Privacy Issue Roils Reform Bill Talks on Day 1

Tensions over privacy surfaced at the opening of House- Senate negotiations on financial reform.

Sen. Richard C. Shelby, R-Ala., broke ranks this week with Senate Banking Committee Chairman Phil Gramm and called consumer privacy protections an "integral part" of the bill. Recent industry behavior-such as letting telemarketers debit accounts without customer knowledge-demands a strong reaction, he said.

"If these are the kinds of abuses that are happening today, what will happen when we let these financial conglomerates run wild in this brave new world of modernization?" Sen. Shelby said. "If the responsibility of this conference committee is to set the game rules for the 21st century, so too is it our responsibility to identify what is 'out of bounds.'"

Senate Banking's No. 2 Republican previously disagreed with Sen. Gramm over which powers should be extended to direct bank subsidiaries. But the two are allied against the Community Reinvestment Act, indicating how complex the politics of these negotiations are likely to be as they go behind closed doors for the next months.

Sen. Shelby's comments "got the attention of more people in the conference room ... than any other remarks of the day," said John H. Hanley, a lobbyist for the Independent Community Bankers of America.

Sen. Gramm strongly urged lawmakers to exclude the House bill's requirement that customers be able to block information-sharing with third- party marketers and other privacy protections not found in the Senate bill.

"It is too important to be a rider on this bill," he said. "This ought to be dealt with separately."

But Rep. John J. LaFalce, the ranking Democrat on the House Banking Committee, warned that the privacy provisions in the House bill are essential to enactment.

"We worked hard to reach a reasonable consensus with affected industries on this issue," Rep. LaFalce said. "If any industry representatives who indicated their support now try to strip the provisions, they are not welcome in my office."

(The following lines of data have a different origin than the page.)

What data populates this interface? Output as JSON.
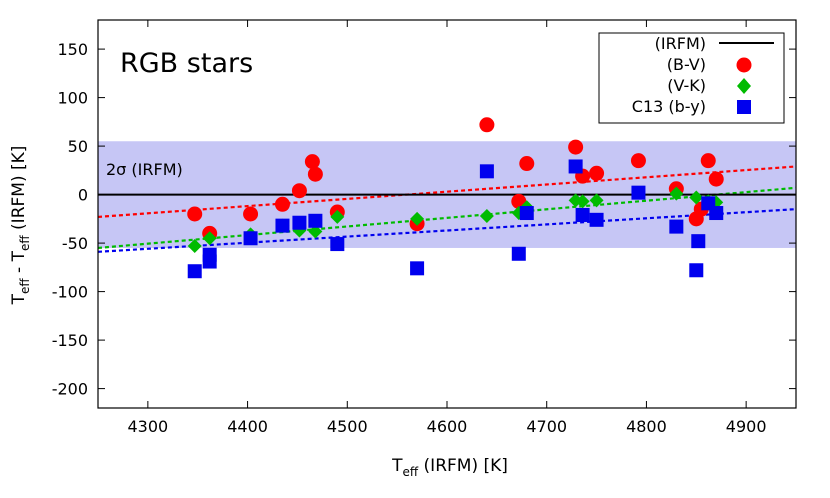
{
  "chart_data": {
    "type": "scatter",
    "title": "RGB stars",
    "xlabel": {
      "main": "T",
      "sub": "eff",
      "rest": " (IRFM) [K]"
    },
    "ylabel": {
      "main1": "T",
      "sub1": "eff",
      "mid": " - T",
      "sub2": "eff",
      "rest": " (IRFM) [K]"
    },
    "xlim": [
      4250,
      4950
    ],
    "ylim": [
      -220,
      180
    ],
    "xticks": [
      4300,
      4400,
      4500,
      4600,
      4700,
      4800,
      4900
    ],
    "yticks": [
      150,
      100,
      50,
      0,
      -50,
      -100,
      -150,
      -200
    ],
    "band": {
      "label": "2σ (IRFM)",
      "ymin": -55,
      "ymax": 55,
      "color": "#c6c6f5"
    },
    "zero_line": {
      "name": "(IRFM)",
      "y": 0,
      "color": "#000000"
    },
    "legend_position": "top-right",
    "series": [
      {
        "name": "(B-V)",
        "marker": "circle",
        "color": "#ff0000",
        "fit": {
          "intercept_at_xmin": -23,
          "intercept_at_xmax": 29
        },
        "points": [
          [
            4347,
            -20
          ],
          [
            4362,
            -40
          ],
          [
            4403,
            -20
          ],
          [
            4435,
            -10
          ],
          [
            4452,
            4
          ],
          [
            4465,
            34
          ],
          [
            4468,
            21
          ],
          [
            4490,
            -18
          ],
          [
            4570,
            -30
          ],
          [
            4640,
            72
          ],
          [
            4672,
            -7
          ],
          [
            4680,
            32
          ],
          [
            4729,
            49
          ],
          [
            4736,
            19
          ],
          [
            4750,
            22
          ],
          [
            4792,
            35
          ],
          [
            4830,
            6
          ],
          [
            4850,
            -25
          ],
          [
            4855,
            -15
          ],
          [
            4862,
            35
          ],
          [
            4870,
            16
          ]
        ]
      },
      {
        "name": "(V-K)",
        "marker": "diamond",
        "color": "#00bb00",
        "fit": {
          "intercept_at_xmin": -55,
          "intercept_at_xmax": 7
        },
        "points": [
          [
            4347,
            -53
          ],
          [
            4362,
            -45
          ],
          [
            4403,
            -41
          ],
          [
            4435,
            -32
          ],
          [
            4452,
            -37
          ],
          [
            4468,
            -38
          ],
          [
            4490,
            -23
          ],
          [
            4570,
            -25
          ],
          [
            4640,
            -22
          ],
          [
            4672,
            -19
          ],
          [
            4680,
            -13
          ],
          [
            4729,
            -6
          ],
          [
            4736,
            -7
          ],
          [
            4750,
            -6
          ],
          [
            4830,
            1
          ],
          [
            4850,
            -3
          ],
          [
            4862,
            -7
          ],
          [
            4870,
            -8
          ]
        ]
      },
      {
        "name": "C13 (b-y)",
        "marker": "square",
        "color": "#0000ee",
        "fit": {
          "intercept_at_xmin": -59,
          "intercept_at_xmax": -15
        },
        "points": [
          [
            4347,
            -79
          ],
          [
            4362,
            -62
          ],
          [
            4362,
            -69
          ],
          [
            4403,
            -45
          ],
          [
            4435,
            -32
          ],
          [
            4452,
            -29
          ],
          [
            4468,
            -27
          ],
          [
            4490,
            -51
          ],
          [
            4570,
            -76
          ],
          [
            4640,
            24
          ],
          [
            4672,
            -61
          ],
          [
            4680,
            -19
          ],
          [
            4729,
            29
          ],
          [
            4736,
            -21
          ],
          [
            4750,
            -26
          ],
          [
            4792,
            2
          ],
          [
            4830,
            -33
          ],
          [
            4850,
            -78
          ],
          [
            4852,
            -48
          ],
          [
            4862,
            -9
          ],
          [
            4870,
            -19
          ]
        ]
      }
    ]
  }
}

With Congress set to go on recess next week, financial reform is expected to enter an inactive period until September. House Banking Committee Chairman Jim Leach recommended that legislative staffers work during the break on resolving smaller issues, but observers say that the obstacles to enactment can only be decided by top lawmakers.

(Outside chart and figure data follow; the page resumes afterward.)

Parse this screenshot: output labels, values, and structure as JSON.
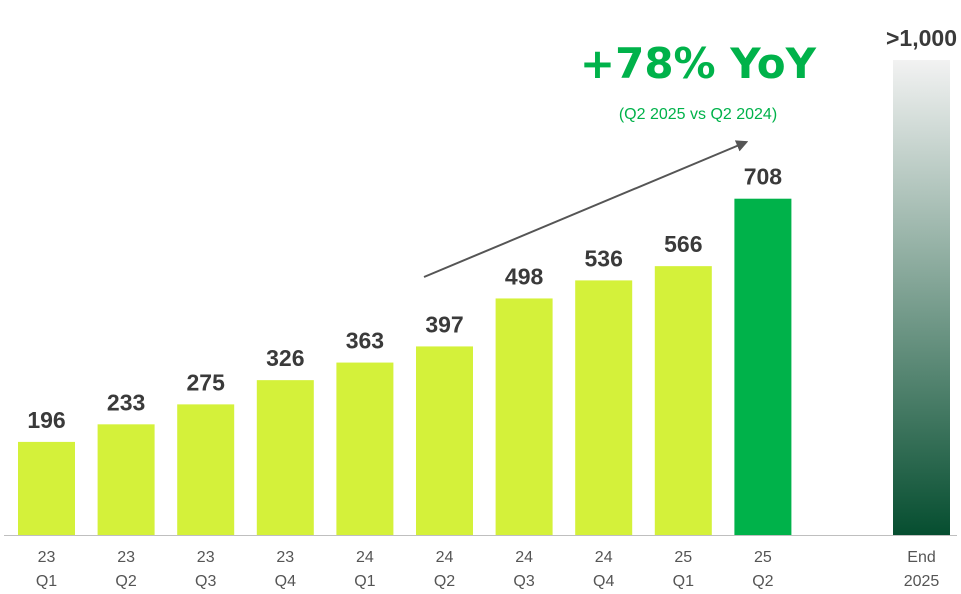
{
  "chart_data": {
    "type": "bar",
    "categories": [
      [
        "23",
        "Q1"
      ],
      [
        "23",
        "Q2"
      ],
      [
        "23",
        "Q3"
      ],
      [
        "23",
        "Q4"
      ],
      [
        "24",
        "Q1"
      ],
      [
        "24",
        "Q2"
      ],
      [
        "24",
        "Q3"
      ],
      [
        "24",
        "Q4"
      ],
      [
        "25",
        "Q1"
      ],
      [
        "25",
        "Q2"
      ],
      [
        "End",
        "2025"
      ]
    ],
    "values": [
      196,
      233,
      275,
      326,
      363,
      397,
      498,
      536,
      566,
      708,
      1000
    ],
    "value_labels": [
      "196",
      "233",
      "275",
      "326",
      "363",
      "397",
      "498",
      "536",
      "566",
      "708",
      ">1,000"
    ],
    "bar_styles": [
      "standard",
      "standard",
      "standard",
      "standard",
      "standard",
      "standard",
      "standard",
      "standard",
      "standard",
      "highlight",
      "projection"
    ],
    "ylim": [
      0,
      1000
    ],
    "grid": false,
    "legend": "none",
    "annotation": {
      "headline": "+78% YoY",
      "subheadline": "(Q2 2025 vs Q2 2024)",
      "arrow_from_category": 5,
      "arrow_to_category": 9
    },
    "colors": {
      "standard": "#d4f13a",
      "highlight": "#00b24a",
      "projection_top": "#f2f2f2",
      "projection_bottom": "#064e30",
      "headline": "#00b24a",
      "value_label": "#3a3a3a",
      "tick_label": "#555555",
      "axis": "#bfbfbf",
      "arrow": "#555555"
    }
  }
}
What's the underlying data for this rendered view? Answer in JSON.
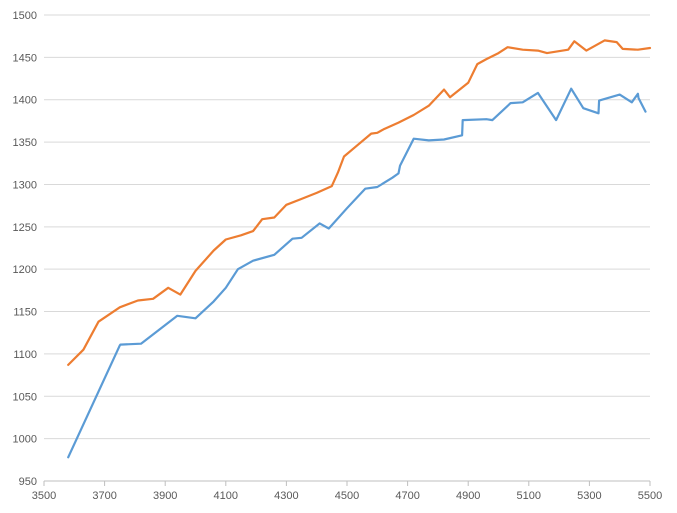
{
  "chart_data": {
    "type": "line",
    "title": "",
    "xlabel": "",
    "ylabel": "",
    "xlim": [
      3500,
      5500
    ],
    "ylim": [
      950,
      1500
    ],
    "x_ticks": [
      3500,
      3700,
      3900,
      4100,
      4300,
      4500,
      4700,
      4900,
      5100,
      5300,
      5500
    ],
    "y_ticks": [
      950,
      1000,
      1050,
      1100,
      1150,
      1200,
      1250,
      1300,
      1350,
      1400,
      1450,
      1500
    ],
    "grid": {
      "horizontal": true,
      "vertical": false
    },
    "legend": "none",
    "series": [
      {
        "color": "#5B9BD5",
        "points": [
          [
            3580,
            978
          ],
          [
            3750,
            1110
          ],
          [
            3752,
            1111
          ],
          [
            3820,
            1112
          ],
          [
            3940,
            1145
          ],
          [
            4000,
            1142
          ],
          [
            4060,
            1162
          ],
          [
            4100,
            1178
          ],
          [
            4140,
            1200
          ],
          [
            4190,
            1210
          ],
          [
            4260,
            1217
          ],
          [
            4320,
            1236
          ],
          [
            4350,
            1237
          ],
          [
            4410,
            1254
          ],
          [
            4440,
            1248
          ],
          [
            4500,
            1272
          ],
          [
            4560,
            1295
          ],
          [
            4600,
            1297
          ],
          [
            4650,
            1308
          ],
          [
            4670,
            1313
          ],
          [
            4675,
            1322
          ],
          [
            4720,
            1354
          ],
          [
            4770,
            1352
          ],
          [
            4820,
            1353
          ],
          [
            4880,
            1358
          ],
          [
            4882,
            1376
          ],
          [
            4960,
            1377
          ],
          [
            4980,
            1376
          ],
          [
            5040,
            1396
          ],
          [
            5080,
            1397
          ],
          [
            5130,
            1408
          ],
          [
            5190,
            1376
          ],
          [
            5240,
            1413
          ],
          [
            5280,
            1390
          ],
          [
            5330,
            1384
          ],
          [
            5332,
            1399
          ],
          [
            5400,
            1406
          ],
          [
            5440,
            1397
          ],
          [
            5460,
            1407
          ],
          [
            5462,
            1402
          ],
          [
            5485,
            1386
          ]
        ]
      },
      {
        "color": "#ED7D31",
        "points": [
          [
            3580,
            1087
          ],
          [
            3630,
            1105
          ],
          [
            3680,
            1138
          ],
          [
            3750,
            1155
          ],
          [
            3810,
            1163
          ],
          [
            3860,
            1165
          ],
          [
            3910,
            1178
          ],
          [
            3950,
            1170
          ],
          [
            4000,
            1198
          ],
          [
            4060,
            1222
          ],
          [
            4100,
            1235
          ],
          [
            4150,
            1240
          ],
          [
            4190,
            1245
          ],
          [
            4220,
            1259
          ],
          [
            4260,
            1261
          ],
          [
            4300,
            1276
          ],
          [
            4350,
            1283
          ],
          [
            4400,
            1290
          ],
          [
            4450,
            1298
          ],
          [
            4470,
            1314
          ],
          [
            4490,
            1333
          ],
          [
            4530,
            1345
          ],
          [
            4580,
            1360
          ],
          [
            4600,
            1361
          ],
          [
            4620,
            1365
          ],
          [
            4670,
            1373
          ],
          [
            4720,
            1382
          ],
          [
            4770,
            1393
          ],
          [
            4820,
            1412
          ],
          [
            4840,
            1403
          ],
          [
            4900,
            1420
          ],
          [
            4930,
            1442
          ],
          [
            4960,
            1448
          ],
          [
            5000,
            1455
          ],
          [
            5030,
            1462
          ],
          [
            5080,
            1459
          ],
          [
            5130,
            1458
          ],
          [
            5160,
            1455
          ],
          [
            5230,
            1459
          ],
          [
            5250,
            1469
          ],
          [
            5290,
            1458
          ],
          [
            5350,
            1470
          ],
          [
            5390,
            1468
          ],
          [
            5410,
            1460
          ],
          [
            5460,
            1459
          ],
          [
            5500,
            1461
          ]
        ]
      }
    ]
  }
}
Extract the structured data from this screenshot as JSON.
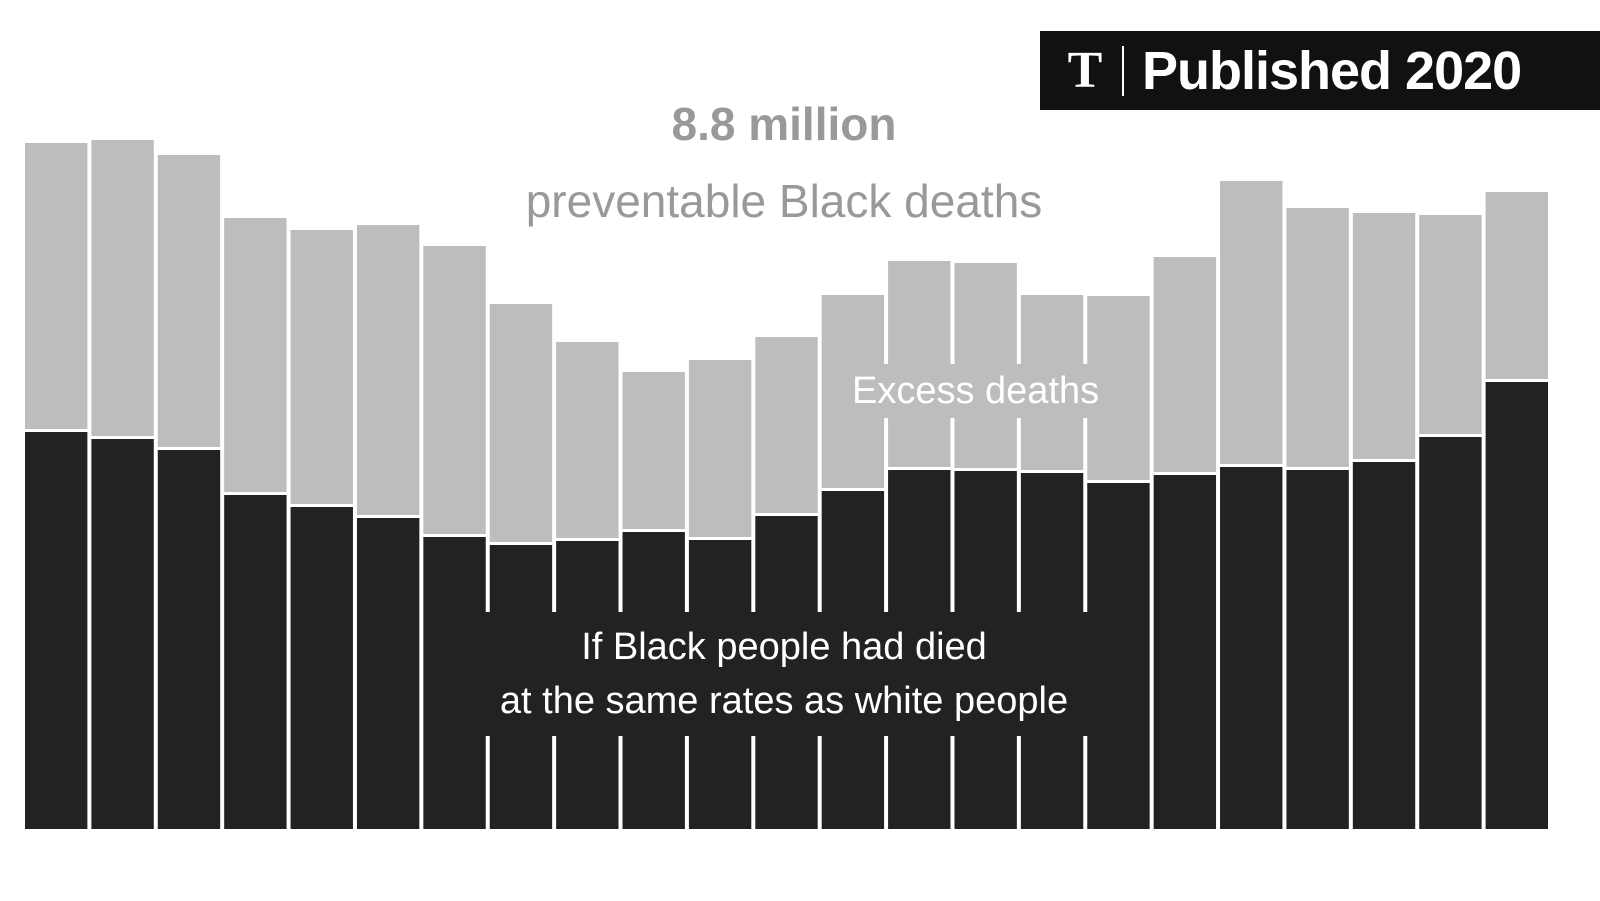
{
  "chart_data": {
    "type": "stacked-bar",
    "title": "8.8 million",
    "subtitle": "preventable Black deaths",
    "categories": [
      null,
      null,
      null,
      null,
      null,
      null,
      null,
      null,
      null,
      null,
      null,
      null,
      null,
      null,
      null,
      null,
      null,
      null,
      null,
      null,
      null,
      null,
      null
    ],
    "series": [
      {
        "name": "If Black people had died\nat the same rates as white people",
        "color": "#222222",
        "values": [
          397,
          390,
          379,
          334,
          322,
          311,
          292,
          284,
          288,
          297,
          289,
          313,
          338,
          359,
          358,
          356,
          346,
          354,
          362,
          359,
          367,
          392,
          447
        ]
      },
      {
        "name": "Excess deaths",
        "color": "#bdbdbd",
        "values": [
          289,
          299,
          295,
          277,
          277,
          293,
          291,
          241,
          199,
          160,
          180,
          179,
          196,
          209,
          208,
          178,
          187,
          218,
          286,
          262,
          249,
          222,
          190
        ]
      }
    ],
    "ylim": [
      0,
      700
    ]
  },
  "badge": {
    "logo": "T",
    "text": "Published 2020"
  }
}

"It would be hard for the staffs to resolve major issues," said Edward L. Yingling, chief lobbyist for the American Bankers Association. Until breakthroughs are made on the principal sticking points, this could be a long process that goes well into the fall."

Others are predicting it could take longer. "Odds are this bill is going to go into next year," said Bert Ely, a financial services consultant based in Alexandria, Va.

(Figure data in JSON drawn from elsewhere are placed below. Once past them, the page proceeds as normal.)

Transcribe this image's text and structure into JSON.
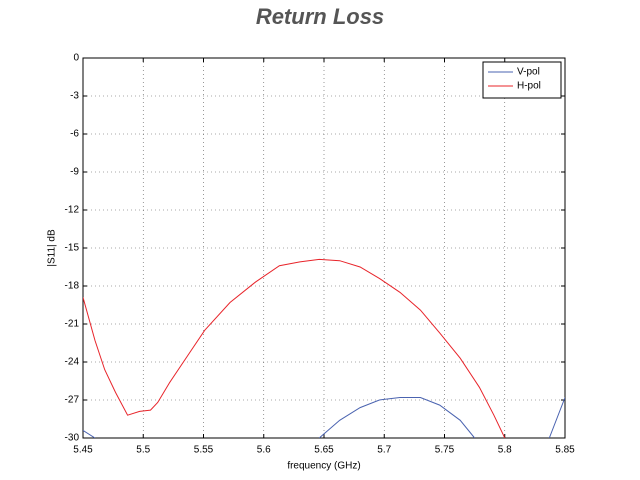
{
  "chart_data": {
    "type": "line",
    "title": "Return Loss",
    "xlabel": "frequency (GHz)",
    "ylabel": "|S11| dB",
    "xlim": [
      5.45,
      5.85
    ],
    "xticks": [
      5.45,
      5.5,
      5.55,
      5.6,
      5.65,
      5.7,
      5.75,
      5.8,
      5.85
    ],
    "ylim": [
      -30,
      0
    ],
    "yticks": [
      0,
      -3,
      -6,
      -9,
      -12,
      -15,
      -18,
      -21,
      -24,
      -27,
      -30
    ],
    "grid": true,
    "legend": "northeast",
    "series": [
      {
        "name": "V-pol",
        "color": "#4a63b0",
        "x": [
          5.45,
          5.46,
          null,
          5.646,
          5.663,
          5.68,
          5.696,
          5.713,
          5.73,
          5.746,
          5.763,
          5.775,
          null,
          5.837,
          5.85
        ],
        "values": [
          -29.4,
          -30,
          null,
          -30,
          -28.6,
          -27.6,
          -27,
          -26.8,
          -26.8,
          -27.4,
          -28.6,
          -30,
          null,
          -30,
          -26.8
        ]
      },
      {
        "name": "H-pol",
        "color": "#e8242a",
        "x": [
          5.45,
          5.46,
          5.468,
          5.477,
          5.487,
          5.497,
          5.506,
          5.512,
          5.522,
          5.539,
          5.551,
          5.572,
          5.593,
          5.613,
          5.63,
          5.646,
          5.663,
          5.68,
          5.696,
          5.713,
          5.73,
          5.746,
          5.763,
          5.779,
          5.791,
          5.8
        ],
        "values": [
          -18.9,
          -22.3,
          -24.6,
          -26.4,
          -28.2,
          -27.9,
          -27.8,
          -27.2,
          -25.6,
          -23.2,
          -21.5,
          -19.3,
          -17.7,
          -16.4,
          -16.1,
          -15.9,
          -16,
          -16.5,
          -17.4,
          -18.5,
          -19.9,
          -21.7,
          -23.7,
          -26,
          -28.2,
          -30
        ]
      }
    ]
  }
}
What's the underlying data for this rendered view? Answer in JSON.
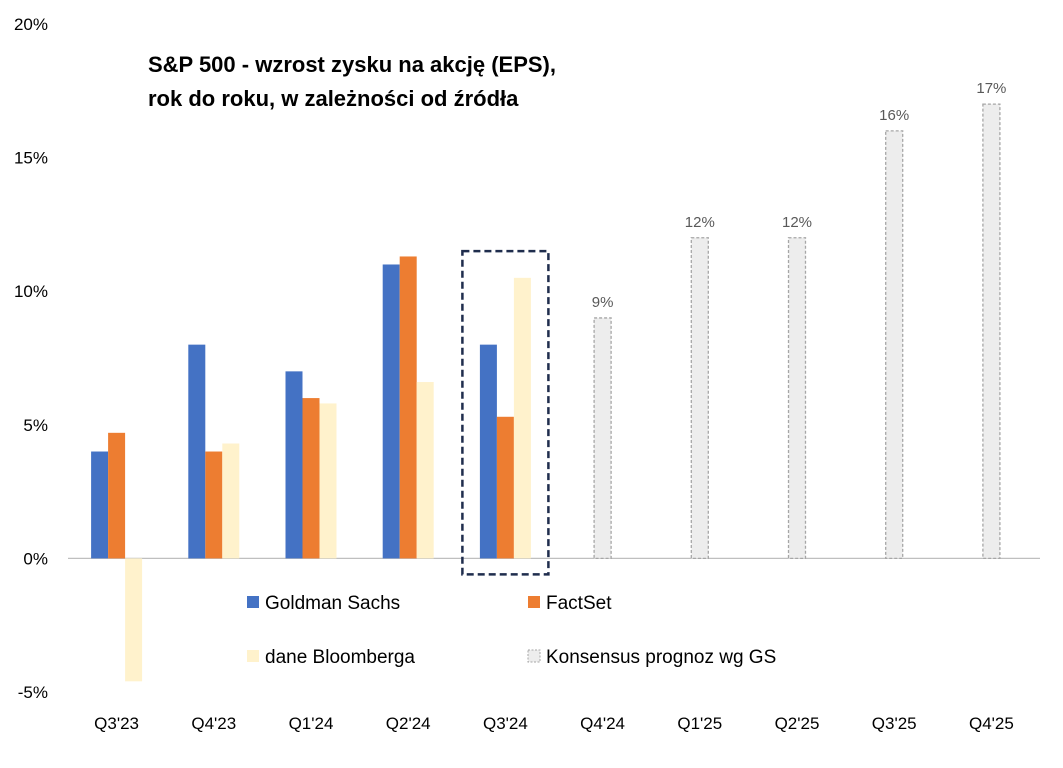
{
  "chart_data": {
    "type": "bar",
    "title_line1": "S&P 500 - wzrost zysku na akcję (EPS),",
    "title_line2": "rok do roku, w zależności od źródła",
    "categories": [
      "Q3'23",
      "Q4'23",
      "Q1'24",
      "Q2'24",
      "Q3'24",
      "Q4'24",
      "Q1'25",
      "Q2'25",
      "Q3'25",
      "Q4'25"
    ],
    "ylim": [
      -5,
      20
    ],
    "yticks": [
      -5,
      0,
      5,
      10,
      15,
      20
    ],
    "ytick_labels": [
      "-5%",
      "0%",
      "5%",
      "10%",
      "15%",
      "20%"
    ],
    "series": [
      {
        "name": "Goldman Sachs",
        "color": "#4472C4",
        "slot": 0,
        "values": [
          4,
          8,
          7,
          11,
          8,
          null,
          null,
          null,
          null,
          null
        ]
      },
      {
        "name": "FactSet",
        "color": "#ED7D31",
        "slot": 1,
        "values": [
          4.7,
          4,
          6,
          11.3,
          5.3,
          null,
          null,
          null,
          null,
          null
        ]
      },
      {
        "name": "dane Bloomberga",
        "color": "#FFF2CC",
        "slot": 2,
        "values": [
          -4.6,
          4.3,
          5.8,
          6.6,
          10.5,
          null,
          null,
          null,
          null,
          null
        ]
      },
      {
        "name": "Konsensus prognoz wg GS",
        "color": "#EDEDED",
        "slot": 1,
        "values": [
          null,
          null,
          null,
          null,
          null,
          9,
          12,
          12,
          16,
          17
        ],
        "data_labels": [
          "",
          "",
          "",
          "",
          "",
          "9%",
          "12%",
          "12%",
          "16%",
          "17%"
        ]
      }
    ],
    "highlight_category": "Q3'24",
    "legend": [
      "Goldman Sachs",
      "FactSet",
      "dane Bloomberga",
      "Konsensus prognoz wg GS"
    ],
    "legend_position": "bottom"
  }
}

Commercial bank lobbyists rejected Sen. Gramm's proposed compromise on unitary thrifts, but America's Community Bankers, the thrift trade group, called the proposal "a very positive suggestion."

The Senate bill would bar commercial companies from buying these thrifts, but Sen. Gramm said Tuesday that the Senate might accept the House provision with a major exception. The Federal Deposit Insurance Corp., not the Federal Reserve Board, should decide whether commercial firms could buy unitaries, he said.

"We are extremely disappointed by what Sen. Gramm had to say and would oppose any such solution," Mr. Hanley said, predicting that most Senate conferees would oppose Sen. Gramm on this proposal. "To move it to the FDIC further dilutes an already unworkable plan."

Mr. Yingling said he detected in Sen. Gramm's comments room for compromise on community reinvestment requirements.

Sen. Gramm played down the differences between the House bill's extension of CRA and the Senate bill's partial rollback, expressing hope for consensus. And he highlighted the least controversial provision: a requirement that banks disclose any payments made to community groups as part of CRA commitments.

The disclosure mandate could be the core of a settlement on CRA, Mr. Yingling said, possibly in exchange for a weakening of penalties for banks whose CRA ratings drop below "satisfactory" after they merge with insurance or securities companies.

Also at the conferees' meeting, Sen. Gramm raised a procedural objection. He noted that because House Banking's Democrats have different individuals negotiating separate parts of the bill, Democrats outnumber Republicans on the conference overall. Rep. Leach said multiple Democrats are sharing single committee slots, meaning they get no voting advantage. House and Senate parliamentarians plan to discuss the issue.